I assume that at normal temperatures, there is no argument that a rubber traction tire has a HIGHER coefficient of friction than a smooth loco wheel? 

So, why does this change when it gets colder? At freezing temps for example? Surely this information is on the web. 

Think about it. 

Greg


----------



## Scottychaos (Jan 2, 2008)

Several working rotary plows have been built in "Large scale".. 
they usually have electric motors..running off of track power or just "regular" batteries.. 
the same kind of batteries that power battery-powered locomotives.. 

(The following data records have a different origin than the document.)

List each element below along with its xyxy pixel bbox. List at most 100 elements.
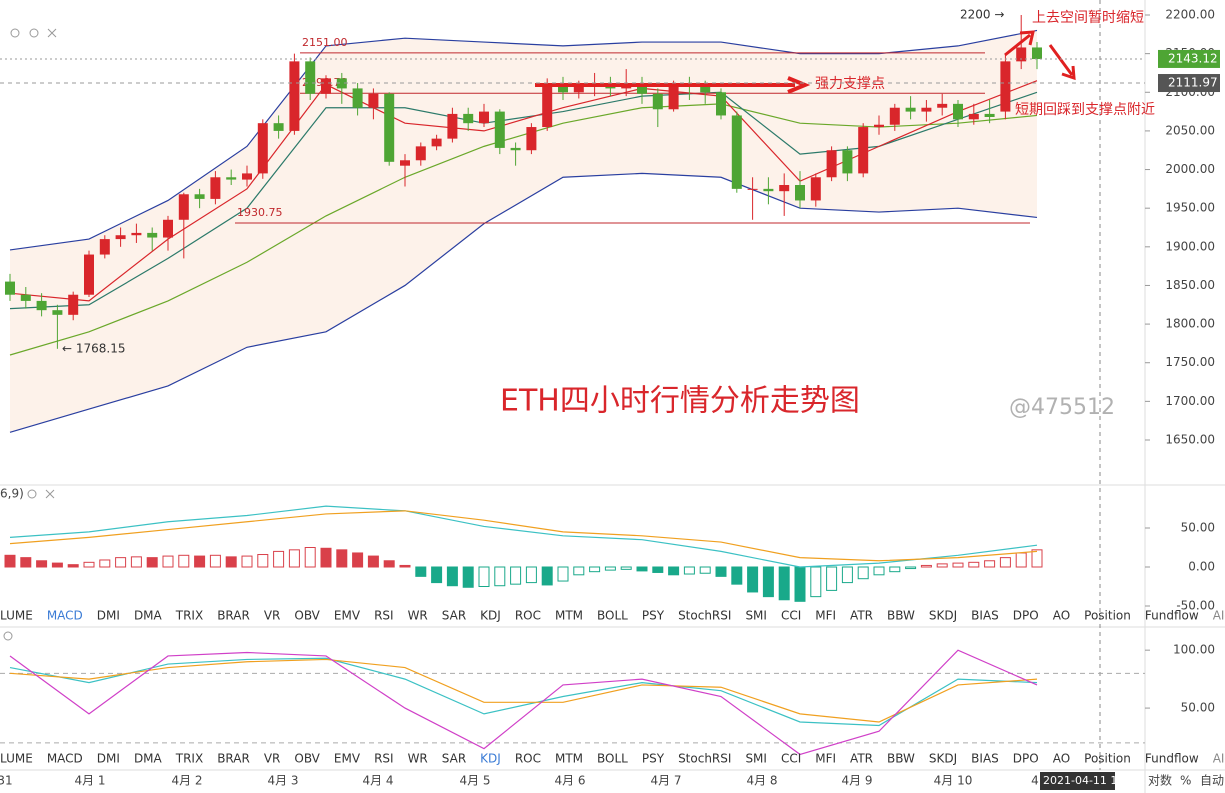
indicator-tab[interactable]: DMA	[134, 609, 163, 623]
histogram-bar	[999, 557, 1011, 568]
indicator-tab[interactable]: VR	[264, 752, 281, 766]
settings-icon[interactable]	[27, 489, 37, 499]
indicator-tab[interactable]: LUME	[0, 752, 33, 766]
indicator-tab[interactable]: WR	[408, 609, 428, 623]
indicator-tab[interactable]: KDJ	[480, 609, 501, 623]
indicator-tab[interactable]: BRAR	[217, 609, 250, 623]
indicator-tab[interactable]: VR	[264, 609, 281, 623]
histogram-bar	[336, 549, 348, 568]
indicator-tab[interactable]: DPO	[1013, 752, 1039, 766]
indicator-tab[interactable]: BIAS	[971, 752, 999, 766]
indicator-tab[interactable]: LUME	[0, 609, 33, 623]
indicator-tab[interactable]: SMI	[745, 752, 767, 766]
eye-icon[interactable]	[10, 28, 20, 38]
indicator-tab[interactable]: AI-NetVOL	[1213, 609, 1225, 623]
indicator-tab[interactable]: TRIX	[175, 752, 203, 766]
indicator-tab[interactable]: MFI	[815, 752, 836, 766]
indicator-tab[interactable]: MTM	[555, 609, 583, 623]
indicator-tab[interactable]: MACD	[47, 752, 83, 766]
indicator-tab[interactable]: SKDJ	[929, 752, 957, 766]
indicator-tab[interactable]: OBV	[294, 752, 320, 766]
candle-body	[336, 78, 347, 89]
candle-body	[937, 103, 948, 108]
indicator-tab[interactable]: DMA	[134, 752, 163, 766]
indicator-tab[interactable]: BBW	[887, 752, 915, 766]
axis-option[interactable]: 对数	[1148, 773, 1172, 788]
histogram-bar	[4, 554, 16, 568]
indicator-tab[interactable]: SKDJ	[929, 609, 957, 623]
indicator-tab[interactable]: BIAS	[971, 609, 999, 623]
indicator-tab[interactable]: DPO	[1013, 609, 1039, 623]
line-series	[9, 103, 1038, 356]
indicator-tab[interactable]: BOLL	[597, 752, 628, 766]
indicator-tab[interactable]: MFI	[815, 609, 836, 623]
close-icon[interactable]	[47, 28, 57, 38]
indicator-tab[interactable]: AO	[1053, 752, 1070, 766]
indicator-tab[interactable]: StochRSI	[678, 752, 731, 766]
indicator-tab[interactable]: BRAR	[217, 752, 250, 766]
indicator-tab[interactable]: ROC	[515, 752, 541, 766]
indicator-tab[interactable]: DMI	[97, 752, 120, 766]
indicator-tab[interactable]: AO	[1053, 609, 1070, 623]
indicator-tab[interactable]: AI-NetVOL	[1213, 752, 1225, 766]
candle-body	[747, 188, 758, 190]
histogram-bar	[352, 552, 364, 568]
indicator-tab[interactable]: PSY	[642, 752, 665, 766]
histogram-bar	[99, 559, 111, 568]
settings-icon[interactable]	[3, 631, 13, 641]
indicator-tab[interactable]: TRIX	[175, 609, 203, 623]
indicator-tab[interactable]: SAR	[442, 752, 466, 766]
histogram-bar	[683, 566, 695, 575]
indicator-tab[interactable]: WR	[408, 752, 428, 766]
histogram-bar	[541, 566, 553, 586]
indicator-tab[interactable]: Fundflow	[1145, 609, 1199, 623]
indicator-tab[interactable]: BOLL	[597, 609, 628, 623]
candle-body	[131, 232, 142, 236]
candle-body	[463, 113, 474, 124]
indicator-tab[interactable]: BBW	[887, 609, 915, 623]
indicator-tab[interactable]: SMI	[745, 609, 767, 623]
indicator-tab[interactable]: RSI	[374, 609, 394, 623]
indicator-tab[interactable]: EMV	[334, 752, 361, 766]
histogram-bar	[51, 562, 63, 568]
axis-option[interactable]: 自动	[1200, 774, 1224, 788]
indicator-tab[interactable]: ATR	[850, 609, 873, 623]
candle-body	[700, 86, 711, 93]
indicator-tab[interactable]: CCI	[781, 609, 801, 623]
histogram-bar	[304, 547, 316, 568]
indicator-tab[interactable]: SAR	[442, 609, 466, 623]
arrow	[535, 76, 811, 94]
indicator-tab[interactable]: CCI	[781, 752, 801, 766]
histogram-bar	[431, 566, 443, 584]
histogram-bar	[841, 566, 853, 584]
indicator-tab[interactable]: MTM	[555, 752, 583, 766]
indicator-tab[interactable]: StochRSI	[678, 609, 731, 623]
x-tick-label: 4月 5	[459, 774, 490, 788]
indicator-tab[interactable]: MACD	[47, 609, 83, 623]
histogram-bar	[1031, 549, 1043, 568]
indicator-tab[interactable]: Position	[1084, 609, 1131, 623]
candle-body	[479, 111, 489, 124]
candle-body	[68, 294, 79, 315]
indicator-tab[interactable]: ATR	[850, 752, 873, 766]
y-tick-label: 1850.00	[1165, 278, 1215, 292]
close-icon[interactable]	[45, 489, 55, 499]
indicator-tab[interactable]: DMI	[97, 609, 120, 623]
histogram-bar	[320, 547, 332, 568]
axis-option[interactable]: %	[1180, 774, 1191, 788]
indicator-tab[interactable]: Fundflow	[1145, 752, 1199, 766]
x-tick-label: 4月 4	[362, 774, 393, 788]
indicator-tab[interactable]: PSY	[642, 609, 665, 623]
indicator-tab[interactable]: OBV	[294, 609, 320, 623]
histogram-bar	[652, 566, 664, 573]
indicator-tab[interactable]: ROC	[515, 609, 541, 623]
indicator-tab[interactable]: KDJ	[480, 752, 501, 766]
indicator-tab[interactable]: EMV	[334, 609, 361, 623]
indicator-tab[interactable]: Position	[1084, 752, 1131, 766]
histogram-bar	[715, 566, 727, 577]
indicator-tab[interactable]: RSI	[374, 752, 394, 766]
histogram-bar	[194, 555, 206, 568]
candle-body	[115, 235, 126, 240]
settings-icon[interactable]	[29, 28, 39, 38]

I dont understand the need for gigantic heavy batteries!  
also, super heavy weight also isnt needed for this kind of thing, 
because in this scale, a rotary plow isnt going to be able to deal with anything more than 6" of snow anyway.. 
if you have a foot of snow, its not going to work at all.. 
So the weight of a normal (large diesel) locomotive would be perfectly fine to keep the plow on the rails with 6" of snow or less.. 
Im sensing some serious "over-engineering" here for no gain that I can see.. 
or am I missing something? 

Scot


----------



## Santafe 2343 (Jan 2, 2008)

*Just need some snow chains*


----------



## Jerry Barnes (Jan 2, 2008)

I doubt you could find any trucks that would support a 60 lb battery and if you did the plastic ties would probably distort/twist. Scot is correct in his post above. 

You should focus your attention on the snow throwing mechanism itself. Some really sharp guys(not me!) have made some mechs that really spin fast, which is what you really need, and throw snow like crazy, but they were well engineered. My drill motor and vacuum cleaner blade work okay, but are a rather simple approach(because I am). Using several engines to push the rotary is the best way to go, but like Scot said you can't do really deep snow, or wet snow anyway.


----------



## Totalwrecker (Feb 26, 2009)

Greg, 
I thought about it. 
I stuck a rubber windshield wiper in liquid nitrogen. 
When I slapped a table with it, it fractured into many pieces. 

Hmmm cold affects the 'give' in rubber, made it glass hard and brittle. 
Of course I went to extremes, too many variables in the middle. 

John


----------



## chuck n (Jan 2, 2008)

Zoro:


Here are some pictures of my rotary.




























The battery is 6v 10 amp. As others have said, 4-6 inches is going to be the maximum and the dryer the snow the better. For a very heavy wet snow the max could well be less than an inch.

If you are having trouble with the engine slipping, add more engines. A 60 pound plow is asking for trouble. 

You also want separate power to the motor and the plow, because you will want to control the engine speed and direction and keep the blades going at full speed. 

Chuck


----------



## Greg Elmassian (Jan 3, 2008)

Yep, John, almost anything in liquid nitrogen is brittle... freeze your wheels in it and hit them with a hammer, they will most likely shatter also! 

If the weather outside is the temperature of liquid nitrogen, the last thing you would be worrying about is traction for your plow!









We'd all be dead of course.... 


Back to the question, it would be simple to take a traction tire, put in the freezer and see it it's brittle, but moreover, a simple experiment in traction would be easy.

Maybe someone will do it. I have some old USAT ones, I'll put them at zero degrees this weekend.

Greg


----------